C’était
un samedi ou un dimanche, je ne me souviens plus très bien, encore qu’à
y réfléchir ce devait être un dimanche. Le samedi on travaille.
C’était vraisemblablement la plus grande, la plus belle et la plus
ancienne des haciendas des environs de latacunga. Les eucalyptus
bruissaient dans la campagne environnante, vallonnée, colorée de
cultures diverses, un volcan montrait au loin de temps en temps sa
tête, la sortant des nuages qui l’entouraient, comme un dieu à la fois
égoïste et distrait.
Les bâtiments étaient d’époque coloniale, superbes, orgueilleux,
immenses. Ils surplombaient une place où s’était retrouvée une foule
bigarrée, curieusement silencieuse. Les femmes arboraient fièrement un
chemisier blanc, brodé à la main de couleurs multiples dont les motifs
rendaient un hommage à la nature, aux fleurs et aux colibris. Les jupes
étaient longues, d’un bleu obscur, simplement relevé par un ruban blanc
aux motifs incas. Elles portaient un chapeau en feutre, certaines en
portaient deux pour bien faire remarquer qu’elles étaient veuves.
Les hommes avaient leur poncho du dimanche, du même bleu que les jupes des femmes, leur pantalon était d’un blanc immaculé.
Ils avaient tous des sandales de corde aux pieds. Enfin les moins
pauvres, pour les autres, ils étaient pieds nus, il valait mieux aller
ainsi que de porter des sandales usées.
Les enfants, impeccablement habillés, comme leurs parents, s’accrochaient silencieux aux jupes de leurs mères.
Leurs familles vivaient sur ces terres depuis longtemps, bien avant la
construction de l’hacienda, elles appartenaient à cette terre et
remerciaient chaque jour la Pachamama d’avoir fait parti de celles qui
étaient restées pour aider le colon espagnol de non de celles qui
furent chassées plus haut dans la montagne, là ou n’a jamais poussé
grand-chose, ou tout simplement abattues.
Sur la place, devant eux, se tenait le capataz, c’est-à-dire le contremaître.
Bien entendu il était indien comme eux, un peu moins peut-être, le
résultat d’un droit de cuissage coutumier et ancien. Allez savoir.
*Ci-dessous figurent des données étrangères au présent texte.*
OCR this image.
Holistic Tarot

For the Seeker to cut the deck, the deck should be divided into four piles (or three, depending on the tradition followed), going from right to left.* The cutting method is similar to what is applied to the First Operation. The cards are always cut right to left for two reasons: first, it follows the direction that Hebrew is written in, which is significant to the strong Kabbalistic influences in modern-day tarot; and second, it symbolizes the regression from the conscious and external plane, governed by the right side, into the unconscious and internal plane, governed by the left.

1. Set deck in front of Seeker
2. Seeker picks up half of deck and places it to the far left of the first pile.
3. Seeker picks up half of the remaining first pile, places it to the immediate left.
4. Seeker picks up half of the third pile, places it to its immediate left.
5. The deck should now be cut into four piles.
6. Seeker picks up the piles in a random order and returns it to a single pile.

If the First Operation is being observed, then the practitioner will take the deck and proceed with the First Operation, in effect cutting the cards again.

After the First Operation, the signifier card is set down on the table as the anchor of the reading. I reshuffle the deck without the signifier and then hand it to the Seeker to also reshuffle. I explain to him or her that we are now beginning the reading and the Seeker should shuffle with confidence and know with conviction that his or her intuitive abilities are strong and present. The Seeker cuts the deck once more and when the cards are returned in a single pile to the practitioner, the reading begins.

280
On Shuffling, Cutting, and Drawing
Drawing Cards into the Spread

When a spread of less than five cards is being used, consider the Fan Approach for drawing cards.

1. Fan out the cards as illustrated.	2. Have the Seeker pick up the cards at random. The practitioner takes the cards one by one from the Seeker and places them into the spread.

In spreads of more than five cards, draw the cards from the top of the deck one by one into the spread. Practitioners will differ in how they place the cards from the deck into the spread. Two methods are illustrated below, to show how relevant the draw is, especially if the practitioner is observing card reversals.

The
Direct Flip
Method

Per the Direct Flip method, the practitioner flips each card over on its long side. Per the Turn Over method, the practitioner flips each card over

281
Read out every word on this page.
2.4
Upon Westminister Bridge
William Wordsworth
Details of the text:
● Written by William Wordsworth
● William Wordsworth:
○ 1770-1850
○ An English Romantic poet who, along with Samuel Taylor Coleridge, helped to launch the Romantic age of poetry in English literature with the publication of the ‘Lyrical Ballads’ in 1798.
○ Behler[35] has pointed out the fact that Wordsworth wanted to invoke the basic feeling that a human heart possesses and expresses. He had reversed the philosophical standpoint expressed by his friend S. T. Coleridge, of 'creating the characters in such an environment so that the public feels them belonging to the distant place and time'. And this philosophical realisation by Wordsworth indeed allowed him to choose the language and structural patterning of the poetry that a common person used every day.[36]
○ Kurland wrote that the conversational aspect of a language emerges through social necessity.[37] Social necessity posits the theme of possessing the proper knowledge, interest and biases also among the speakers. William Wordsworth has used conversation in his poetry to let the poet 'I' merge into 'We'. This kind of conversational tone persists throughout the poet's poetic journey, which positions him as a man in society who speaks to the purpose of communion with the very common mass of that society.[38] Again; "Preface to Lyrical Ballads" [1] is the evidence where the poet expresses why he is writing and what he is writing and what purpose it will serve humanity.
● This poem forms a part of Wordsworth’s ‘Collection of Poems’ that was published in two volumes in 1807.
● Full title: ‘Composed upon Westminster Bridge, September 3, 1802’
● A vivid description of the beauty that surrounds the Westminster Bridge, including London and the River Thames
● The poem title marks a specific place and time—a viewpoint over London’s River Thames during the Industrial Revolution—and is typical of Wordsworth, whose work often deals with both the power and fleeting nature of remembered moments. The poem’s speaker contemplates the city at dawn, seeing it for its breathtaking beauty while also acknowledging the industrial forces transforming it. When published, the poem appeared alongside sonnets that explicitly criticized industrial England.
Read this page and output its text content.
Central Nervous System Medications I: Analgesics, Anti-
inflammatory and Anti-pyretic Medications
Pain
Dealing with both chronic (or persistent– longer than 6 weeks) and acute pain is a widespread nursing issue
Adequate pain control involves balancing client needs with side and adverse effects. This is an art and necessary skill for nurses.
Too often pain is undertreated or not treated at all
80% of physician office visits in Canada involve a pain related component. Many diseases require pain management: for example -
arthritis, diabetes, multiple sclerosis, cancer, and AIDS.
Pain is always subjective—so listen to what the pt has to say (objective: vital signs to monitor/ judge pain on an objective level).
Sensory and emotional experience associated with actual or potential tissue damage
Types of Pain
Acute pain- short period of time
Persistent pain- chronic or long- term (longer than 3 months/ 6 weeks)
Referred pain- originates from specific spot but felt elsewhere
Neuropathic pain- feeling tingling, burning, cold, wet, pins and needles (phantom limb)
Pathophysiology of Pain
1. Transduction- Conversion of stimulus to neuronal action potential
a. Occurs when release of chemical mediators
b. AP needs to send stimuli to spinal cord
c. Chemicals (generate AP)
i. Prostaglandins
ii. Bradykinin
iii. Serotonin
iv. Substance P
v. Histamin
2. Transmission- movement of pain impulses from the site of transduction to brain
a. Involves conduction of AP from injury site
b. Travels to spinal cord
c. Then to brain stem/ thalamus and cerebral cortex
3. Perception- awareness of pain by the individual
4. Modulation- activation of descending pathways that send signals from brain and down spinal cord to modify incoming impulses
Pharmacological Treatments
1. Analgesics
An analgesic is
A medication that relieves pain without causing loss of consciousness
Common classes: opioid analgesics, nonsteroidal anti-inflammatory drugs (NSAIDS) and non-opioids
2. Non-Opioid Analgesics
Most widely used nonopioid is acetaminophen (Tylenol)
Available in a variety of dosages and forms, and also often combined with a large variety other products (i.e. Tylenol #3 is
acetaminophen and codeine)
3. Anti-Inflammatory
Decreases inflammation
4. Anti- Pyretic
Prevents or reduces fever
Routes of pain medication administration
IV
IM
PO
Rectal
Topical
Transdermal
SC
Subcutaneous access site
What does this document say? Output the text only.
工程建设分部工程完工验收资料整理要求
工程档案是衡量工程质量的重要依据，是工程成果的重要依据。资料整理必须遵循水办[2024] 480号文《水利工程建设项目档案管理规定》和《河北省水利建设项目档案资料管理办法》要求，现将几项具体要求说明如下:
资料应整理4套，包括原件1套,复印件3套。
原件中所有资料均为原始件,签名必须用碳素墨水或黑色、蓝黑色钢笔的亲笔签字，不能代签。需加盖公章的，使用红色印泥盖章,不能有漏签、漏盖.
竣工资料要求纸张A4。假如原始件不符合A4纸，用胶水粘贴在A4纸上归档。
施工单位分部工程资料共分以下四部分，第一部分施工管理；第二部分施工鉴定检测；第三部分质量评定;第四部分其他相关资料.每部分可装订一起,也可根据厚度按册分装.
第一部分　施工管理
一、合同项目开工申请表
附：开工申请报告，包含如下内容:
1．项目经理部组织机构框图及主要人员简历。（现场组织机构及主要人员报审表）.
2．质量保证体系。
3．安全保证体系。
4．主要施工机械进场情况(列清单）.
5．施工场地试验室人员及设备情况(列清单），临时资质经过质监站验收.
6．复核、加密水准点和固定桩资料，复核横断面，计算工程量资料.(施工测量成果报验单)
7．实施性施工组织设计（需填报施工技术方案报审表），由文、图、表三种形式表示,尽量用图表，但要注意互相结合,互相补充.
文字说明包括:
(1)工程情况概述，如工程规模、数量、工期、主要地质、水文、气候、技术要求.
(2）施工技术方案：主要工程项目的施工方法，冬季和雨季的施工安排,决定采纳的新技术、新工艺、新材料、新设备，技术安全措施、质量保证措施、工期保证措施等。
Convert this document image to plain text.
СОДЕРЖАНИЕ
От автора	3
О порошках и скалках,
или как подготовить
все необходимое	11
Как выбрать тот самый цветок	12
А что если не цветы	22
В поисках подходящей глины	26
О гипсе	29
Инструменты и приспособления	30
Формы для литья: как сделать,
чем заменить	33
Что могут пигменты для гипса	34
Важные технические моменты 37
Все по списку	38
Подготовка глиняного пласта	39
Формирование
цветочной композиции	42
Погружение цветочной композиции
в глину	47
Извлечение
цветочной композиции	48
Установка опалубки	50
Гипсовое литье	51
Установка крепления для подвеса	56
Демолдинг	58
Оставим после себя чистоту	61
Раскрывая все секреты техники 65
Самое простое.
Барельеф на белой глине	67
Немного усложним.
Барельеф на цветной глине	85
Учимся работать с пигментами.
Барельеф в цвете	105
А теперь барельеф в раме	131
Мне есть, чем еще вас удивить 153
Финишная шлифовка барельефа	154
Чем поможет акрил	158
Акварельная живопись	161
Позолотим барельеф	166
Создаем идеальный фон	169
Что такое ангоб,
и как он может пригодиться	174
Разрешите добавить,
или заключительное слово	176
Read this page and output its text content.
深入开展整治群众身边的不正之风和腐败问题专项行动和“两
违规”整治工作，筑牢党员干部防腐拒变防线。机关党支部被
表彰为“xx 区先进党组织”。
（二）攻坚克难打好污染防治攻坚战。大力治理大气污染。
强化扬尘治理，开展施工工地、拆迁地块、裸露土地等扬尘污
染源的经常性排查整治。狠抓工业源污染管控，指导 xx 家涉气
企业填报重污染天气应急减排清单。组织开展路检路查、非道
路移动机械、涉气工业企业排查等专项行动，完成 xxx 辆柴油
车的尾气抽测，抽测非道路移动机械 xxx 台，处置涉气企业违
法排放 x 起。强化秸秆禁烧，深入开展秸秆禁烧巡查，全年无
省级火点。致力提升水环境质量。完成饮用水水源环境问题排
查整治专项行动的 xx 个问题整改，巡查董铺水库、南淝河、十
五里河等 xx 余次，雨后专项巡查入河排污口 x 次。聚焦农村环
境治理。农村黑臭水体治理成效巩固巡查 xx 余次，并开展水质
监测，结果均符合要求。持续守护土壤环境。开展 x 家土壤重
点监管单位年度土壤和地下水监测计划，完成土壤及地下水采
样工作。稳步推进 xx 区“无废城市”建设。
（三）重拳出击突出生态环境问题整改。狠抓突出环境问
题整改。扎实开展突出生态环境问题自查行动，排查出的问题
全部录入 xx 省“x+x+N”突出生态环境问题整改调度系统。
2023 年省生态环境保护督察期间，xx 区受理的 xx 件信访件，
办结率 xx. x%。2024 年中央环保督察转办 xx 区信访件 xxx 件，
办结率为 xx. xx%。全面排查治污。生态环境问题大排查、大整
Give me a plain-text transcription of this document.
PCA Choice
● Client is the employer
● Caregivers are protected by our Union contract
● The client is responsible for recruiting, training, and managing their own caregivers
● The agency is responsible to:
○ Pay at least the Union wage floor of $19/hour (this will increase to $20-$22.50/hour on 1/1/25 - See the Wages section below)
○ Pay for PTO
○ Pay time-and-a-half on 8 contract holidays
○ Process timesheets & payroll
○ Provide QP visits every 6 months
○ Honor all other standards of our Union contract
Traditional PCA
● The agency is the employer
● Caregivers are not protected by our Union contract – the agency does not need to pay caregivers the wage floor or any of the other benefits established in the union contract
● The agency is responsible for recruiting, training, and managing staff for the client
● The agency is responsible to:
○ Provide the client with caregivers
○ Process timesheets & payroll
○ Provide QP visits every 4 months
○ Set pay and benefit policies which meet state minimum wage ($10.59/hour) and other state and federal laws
Et puis il ne s’habillait pas pareil, pas encore comme les maîtres, il
s’en fallait de beaucoup, mais la grosse ceinture de cuir, le bâton de
commandement qu’il arborait fièrement aujourd’hui étaient les symboles
de son pouvoir.
Personne n’osait laisser son regard monter discrètement les marches qui
étaient derrière lui et qui menaient directement à une vaste terrasse
où les propriétaires étaient venus en famille, comme tous les ans,
assister à cette fête qui clôturait l’année et le dur travail des
récoltes.
Eux aussi étaient sur leur 31. Pantalons légers, blazer bleu marine et
chemise blanche dont le col ouvert laissait entrevoir un foulard de
chez Hermès. Les femmes en robes de cocktail ricanaient dans un coin,
laissant aux hommes le plaisir de maintenir les traditions ancestrales
de la famille.
Le personnel de l’hacienda, en habit traditionnel lui aussi, passait
régulièrement entre eux et leurs invités pour servir les boissons et
les amuses-gueules.
Mais le capataz commença à parler. Ce furent d’abord des reproches pour
ceux qui n’avaient pas accompli leurs tâches. Ils étaient nommés, ils
s’avançaient et devaient confesser leurs fautes devant leurs frères et
leurs maîtres.
Ils enlevaient leur chapeau, baissaient la tête, et débitaient une
litanie incompréhensible. Il aurait fallu voir leurs yeux, la haine
devait y être plus forte que la contrition.
Puis vint le moment des félicitations, pas trop quand même, une poignée
d’entre eux furent nommés. Ils eurent le droit de monter les marches et
de baiser la main du Maître qui les remercia en leur donnant quelques
pièces.
Enfin on les fit se diriger vers un immense préau ou les attendait de
la nourriture, beaucoup d’alcool de canne. Une vieille télé passait en
noir et blanc un épisode de Dallas.
Un prêtre pas rasé, les yeux glauques et la robe tachée, s’empressa de
l’éteindre et leur fit de nouveau baisser la tête afin de remercier le
ciel du grand honneur qui venait de leur être fait.
Cela aurait pu se passer en Bolivie. Ce fut en Équateur. Peu importe, c’était juste pour dire : merci, Monsieur Evo Morales.